Let $f$ be a positive-valued $C^1$ function on the interval $[1,$ $\infty$ ), and suppose $\int_1^\infty|f'(t)|\,dt<\infty$.
Then I need to prove that the convergence of $\sum_{1}^{\infty} f(k)$ is equivalent to the convergence of $\int_{1}^{\infty}f $. However every estimate I tried does not seem to work at all....The problem seems to be overwhelming.

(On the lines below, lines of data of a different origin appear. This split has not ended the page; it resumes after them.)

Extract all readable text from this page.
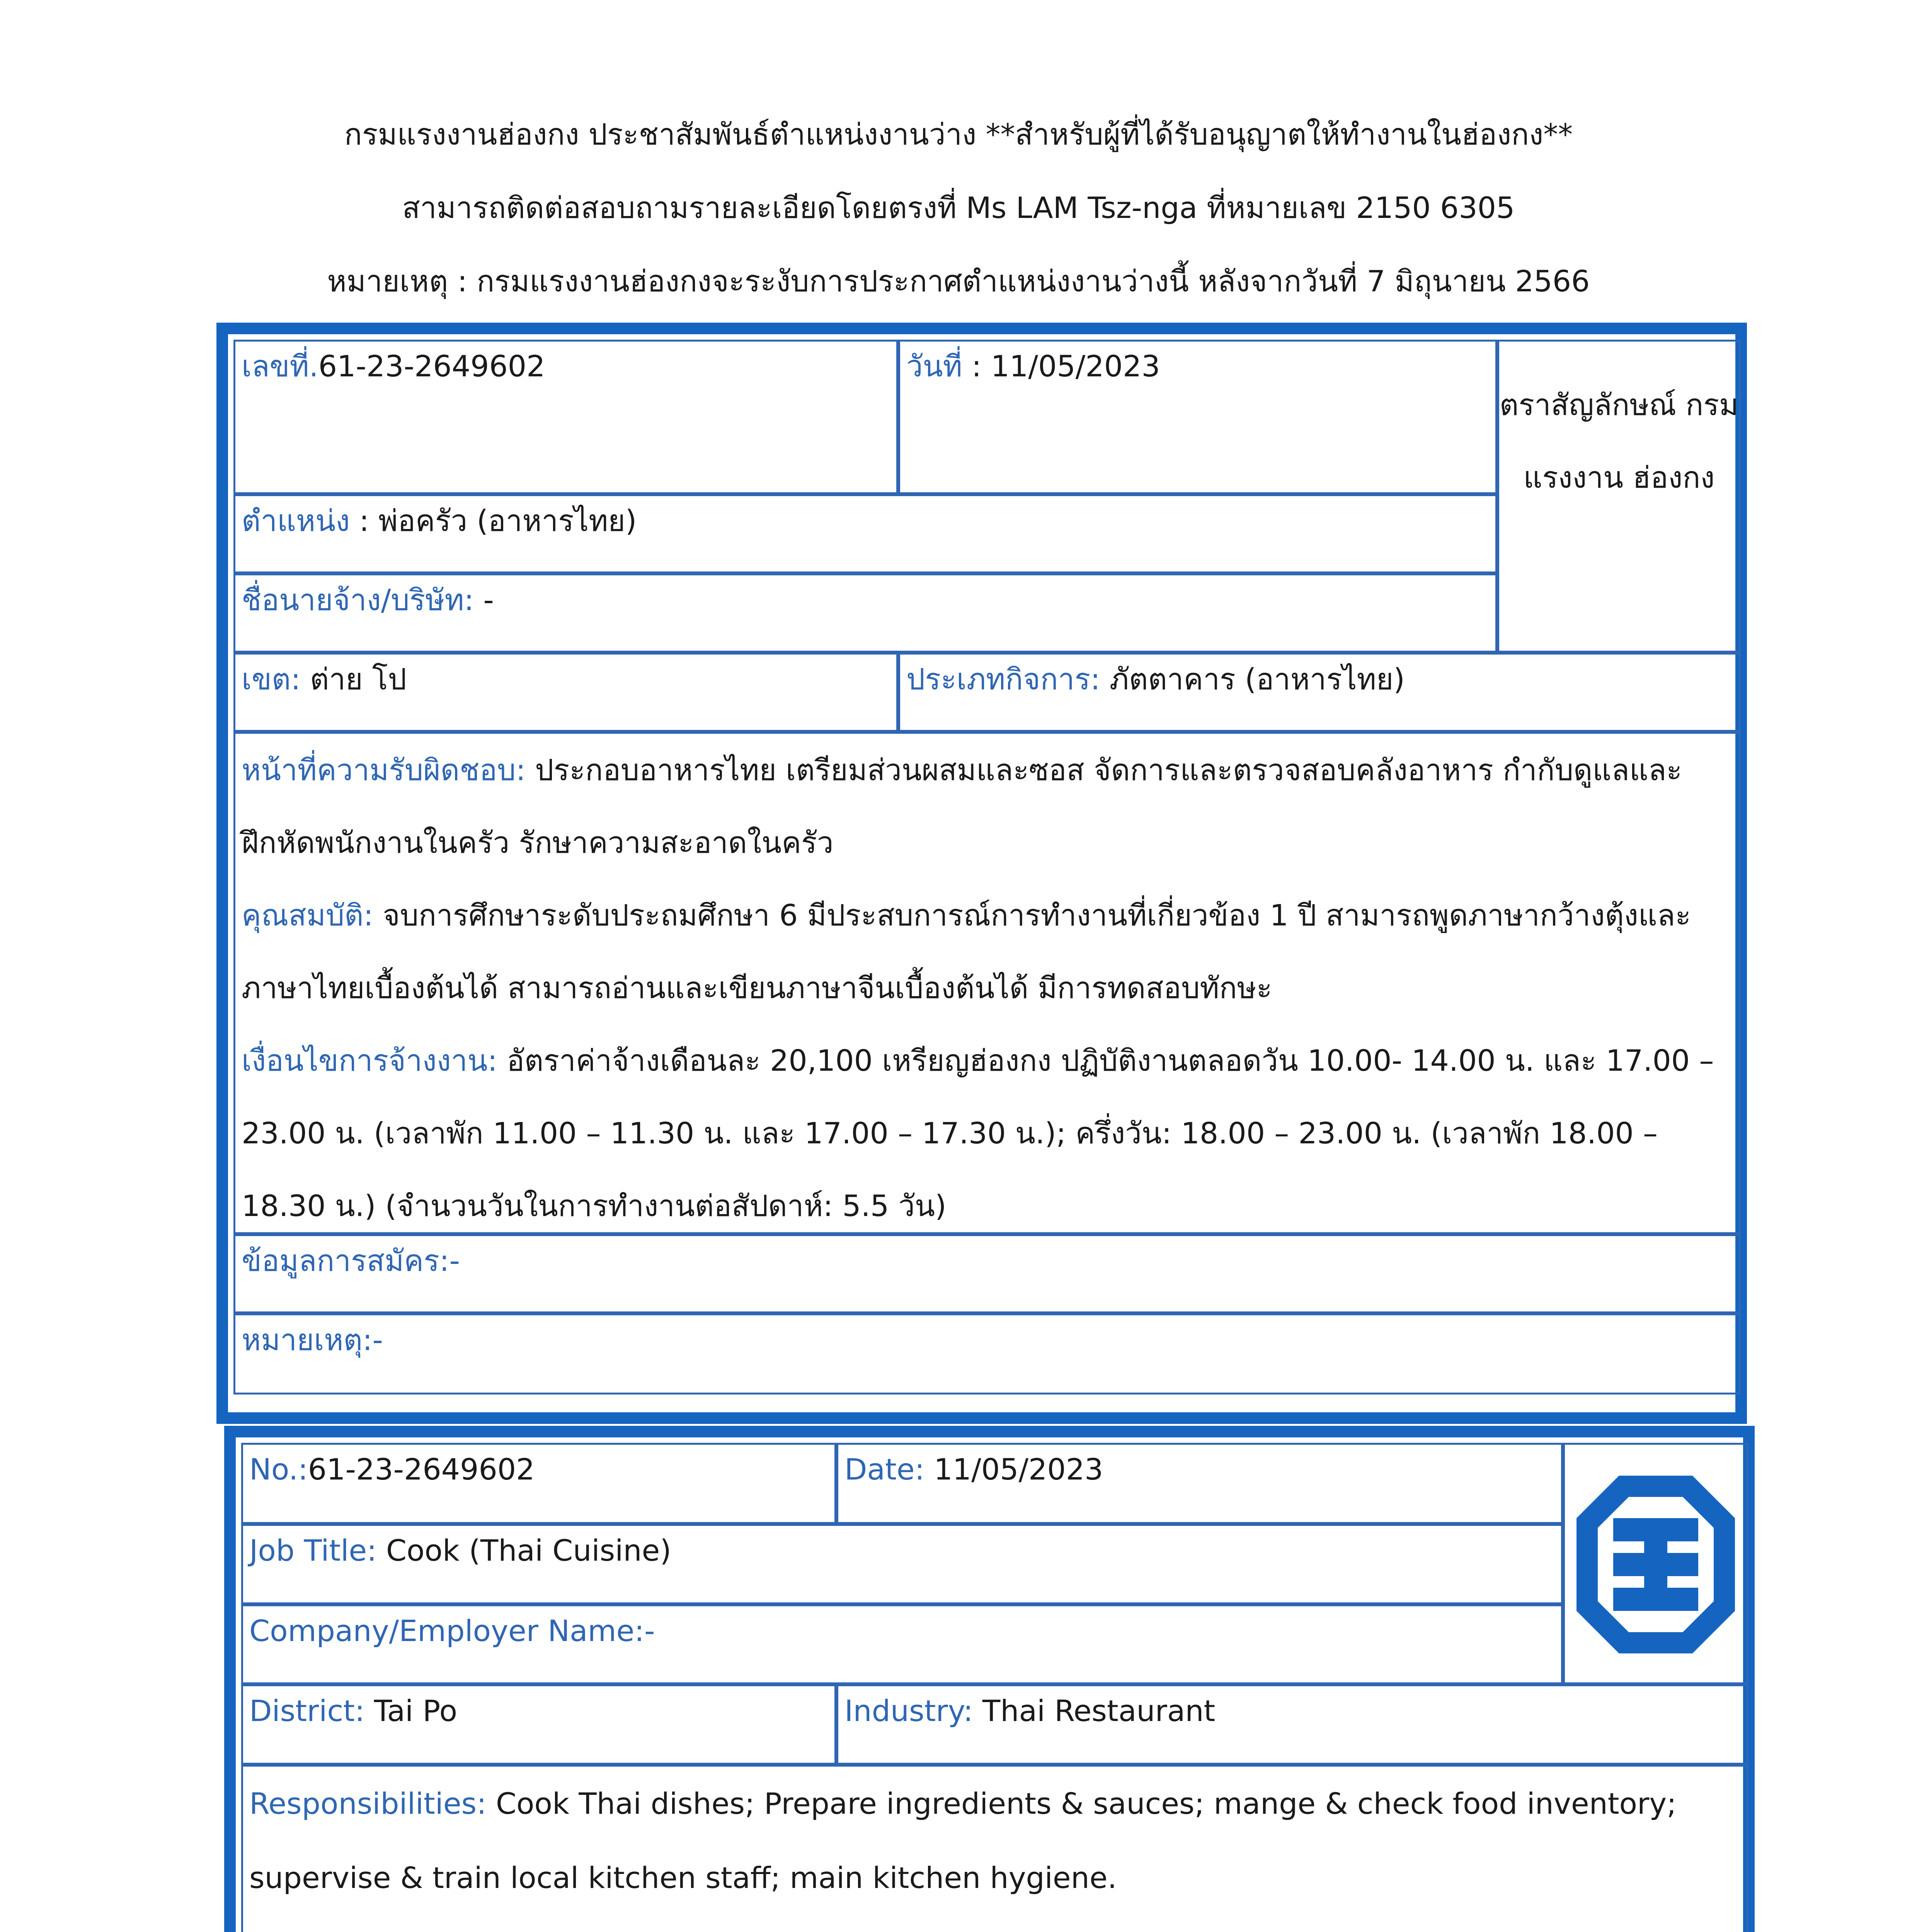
กรมแรงงานฮ่องกง ประชาสัมพันธ์ตำแหน่งงานว่าง **สำหรับผู้ที่ได้รับอนุญาตให้ทำงานในฮ่องกง**
สามารถติดต่อสอบถามรายละเอียดโดยตรงที่ Ms LAM Tsz-nga ที่หมายเลข 2150 6305
หมายเหตุ : กรมแรงงานฮ่องกงจะระงับการประกาศตำแหน่งงานว่างนี้ หลังจากวันที่ 7 มิถุนายน 2566
เลขที่.61-23-2649602	วันที่ : 11/05/2023
ตราสัญลักษณ์ กรมแรงงาน ฮ่องกง
ตำแหน่ง : พ่อครัว (อาหารไทย)
ชื่อนายจ้าง/บริษัท: -
เขต: ต่าย โป	ประเภทกิจการ: ภัตตาคาร (อาหารไทย)
หน้าที่ความรับผิดชอบ: ประกอบอาหารไทย เตรียมส่วนผสมและซอส จัดการและตรวจสอบคลังอาหาร กำกับดูแลและฝึกหัดพนักงานในครัว รักษาความสะอาดในครัว
คุณสมบัติ: จบการศึกษาระดับประถมศึกษา 6 มีประสบการณ์การทำงานที่เกี่ยวข้อง 1 ปี สามารถพูดภาษากว้างตุ้งและภาษาไทยเบื้องต้นได้ สามารถอ่านและเขียนภาษาจีนเบื้องต้นได้ มีการทดสอบทักษะ
เงื่อนไขการจ้างงาน: อัตราค่าจ้างเดือนละ 20,100 เหรียญฮ่องกง ปฏิบัติงานตลอดวัน 10.00- 14.00 น. และ 17.00 – 23.00 น. (เวลาพัก 11.00 – 11.30 น. และ 17.00 – 17.30 น.); ครึ่งวัน: 18.00 – 23.00 น. (เวลาพัก 18.00 – 18.30 น.) (จำนวนวันในการทำงานต่อสัปดาห์: 5.5 วัน)
ข้อมูลการสมัคร:-
หมายเหตุ:-
No.:61-23-2649602	Date: 11/05/2023
Job Title: Cook (Thai Cuisine)
Company/Employer Name:-
District: Tai Po	Industry: Thai Restaurant
Responsibilities: Cook Thai dishes; Prepare ingredients & sauces; mange & check food inventory; supervise & train local kitchen staff; main kitchen hygiene.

Could anyone please help me?
Fits into one sentence: $$\int_k^{k+1}f(t)\,dt-f(k)=\int_k^{k+1}(f(t)-f(k))\,dt=\int_k^{k+1}\int_k^tf'(s)\,dsdt,$$so $$\begin{align}\left|\int_k^{k+1}f(t)\,dt-f(k)\right| &\le\int_k^{k+1}\int_k^t|f'(s)|\,dsdt \\&\le\int_k^{k+1}\int_k^{k+1}|f'(s)|\,dsdt \\&=\int_k^{k+1}|f'(s)|\,ds,\end{align}$$hence $$\sum_{k=1}^\infty\left|\int_k^{k+1}f(t)\,dt-f(k)\right|\le\int_1^\infty|f'(s)|\,ds<\infty.$$